Victor: 大家好(Dàjiā hǎo), 我是(wǒ shì) Victor.
Amber: And I’m Amber, welcome back, everybody to ChineseClass101.com our Absolute Beginner Series. This is Season 1, Lesson 20.
Victor: Yeah. And another Getting Around, Asking for Directions.
Amber: Yeah. And I do have to say, Victor, that we do really get around in our series because last lesson we were at Huaihai in Shanghai and today, we’re visiting Tiananmen Square.
Victor: Oh, nice.
Amber: If we can find it, that is. We have today’s dialogue to help. So it should be no problem.
Victor: Let’s listen in and see how it’s done as we get some directions in Chinese.
Amber: Right. So in this lesson, of course, you’ll learn to ask for directions.
Victor: This conversation takes place on the street.
Amber: Yeah, between two people, a local and a tourist.
Victor: Um-hum.
Amber: So we’re going to listen to the conversation, but just before we do, we just want to remind everyone to stop by ChineseClass101.com if they don’t have a free lifetime account yet, to go there and sign up. You can have it for the rest of your life.
Victor: Yeah.
Amber: It only takes 30 seconds.
Victor: Yes. That sounds like a lot of benefit for very little time.
Amber: Yeah. Okay. Let’s listen to the conversation now.
Amber: 去天安门怎么走?(Qù Tiān'ānmén zěnme zǒu?)
Victor: 直走,然后左转。(Zhí zǒu, ránhòu zuǒzhuǎn.)
Amber: 好的,直走,然后左转。(Hǎo de, zhí zǒu, ránhòu zuǒzhuǎn.)
Victor: 在你的右边。(Zài nǐ de yòubiān.)
Amber: One more time, a little slower.
Amber: 去天安门怎么走?(Qù Tiān'ānmén zěnme zǒu?)
Victor: 直走,然后左转。(Zhí zǒu, ránhòu zuǒzhuǎn.)
Amber: 好的,直走,然后左转。(Hǎo de, zhí zǒu, ránhòu zuǒzhuǎn.)
Victor: 在你的右边。(Zài nǐ de yòubiān.)
Amber: One more time, with the English.
Amber: 去天安门怎么走?(Qù Tiān'ānmén zěnme zǒu?)
Amber: How do I get to Tiananmen Square?
Victor: 直走,然后左转。(Zhí zǒu, ránhòu zuǒzhuǎn.)
Amber: Go straight then turn left.
Amber: 好的,直走,然后左转。(Hǎo de, zhí zǒu, ránhòu zuǒzhuǎn.)
Amber: Okay. Go straight then turn left.
Victor: 在你的右边。(Zài nǐ de yòubiān.)
Amber: It will be on your right.
Amber: Okay. So hopefully after that we are all at Tiananmen Square, we’re not lost in a Hutong maze somewhere which could happen.

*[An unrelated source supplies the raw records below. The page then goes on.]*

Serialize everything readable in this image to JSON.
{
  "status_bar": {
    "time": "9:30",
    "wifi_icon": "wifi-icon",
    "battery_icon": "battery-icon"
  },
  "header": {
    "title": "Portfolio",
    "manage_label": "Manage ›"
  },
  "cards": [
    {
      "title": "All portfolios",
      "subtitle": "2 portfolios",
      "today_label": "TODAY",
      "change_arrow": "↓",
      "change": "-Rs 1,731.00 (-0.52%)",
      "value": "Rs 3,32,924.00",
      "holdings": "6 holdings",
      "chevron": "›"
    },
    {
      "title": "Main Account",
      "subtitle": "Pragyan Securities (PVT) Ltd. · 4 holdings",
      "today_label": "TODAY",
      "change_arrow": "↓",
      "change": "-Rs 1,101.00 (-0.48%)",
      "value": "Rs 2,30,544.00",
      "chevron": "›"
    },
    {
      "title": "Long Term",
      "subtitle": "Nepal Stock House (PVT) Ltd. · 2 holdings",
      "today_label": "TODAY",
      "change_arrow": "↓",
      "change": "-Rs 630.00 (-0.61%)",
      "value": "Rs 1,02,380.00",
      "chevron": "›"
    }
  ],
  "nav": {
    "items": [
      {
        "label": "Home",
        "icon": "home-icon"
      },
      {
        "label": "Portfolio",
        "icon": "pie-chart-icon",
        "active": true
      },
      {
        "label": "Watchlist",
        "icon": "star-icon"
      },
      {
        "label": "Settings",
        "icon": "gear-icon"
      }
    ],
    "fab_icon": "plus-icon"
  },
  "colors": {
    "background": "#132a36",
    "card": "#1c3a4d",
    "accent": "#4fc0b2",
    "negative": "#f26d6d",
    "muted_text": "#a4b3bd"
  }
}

Victor: Yeah. That’ll be a bad thing or maybe a good thing, I don’t know.
Amber: I know, I like the Hutong back alleys. It’s cool.
Victor: Good to see China, yeah.
Amber: Sometimes getting lost, you find the coolest things.
Victor: Yeah.
Amber: Well, today’s lesson not only gives us some directional words, but it’s also going to give us a little insight on the culture of giving directions because it’s true. So now, it’s not just the language, there’s like a disconnect in how people give directions.
Victor: Right.
Amber: Okay. So but first, let’s take a look at the vocabulary for this lesson.
Victor: And now, the vocab section.
Victor: 天安門(Tiān'ānmén)
Amber: Tiananmen.
Victor: 怎麼(zěnme)
Amber: How?
Victor: 走(zǒu)
Amber: To walk. To go.
Victor: 直(zhí)
Amber: Straight.
Victor: 然後(ránhòu)
Amber: And then. Next.
Victor: 左(zuǒ)
Amber: Left.
Victor: 轉(zhuǎn)
Amber: To turn.
Victor: 右(yòu)
Amber: Right.
Victor: 右邊(yòubiān)
Amber: On the right.
Amber: Okay. Let’s take a closer look at the usage for some of these words and phrases. So let’s start with some basic directions 101 here on ChineseClass101. What better place to start than with the basics, Victor. How about the words for left and right?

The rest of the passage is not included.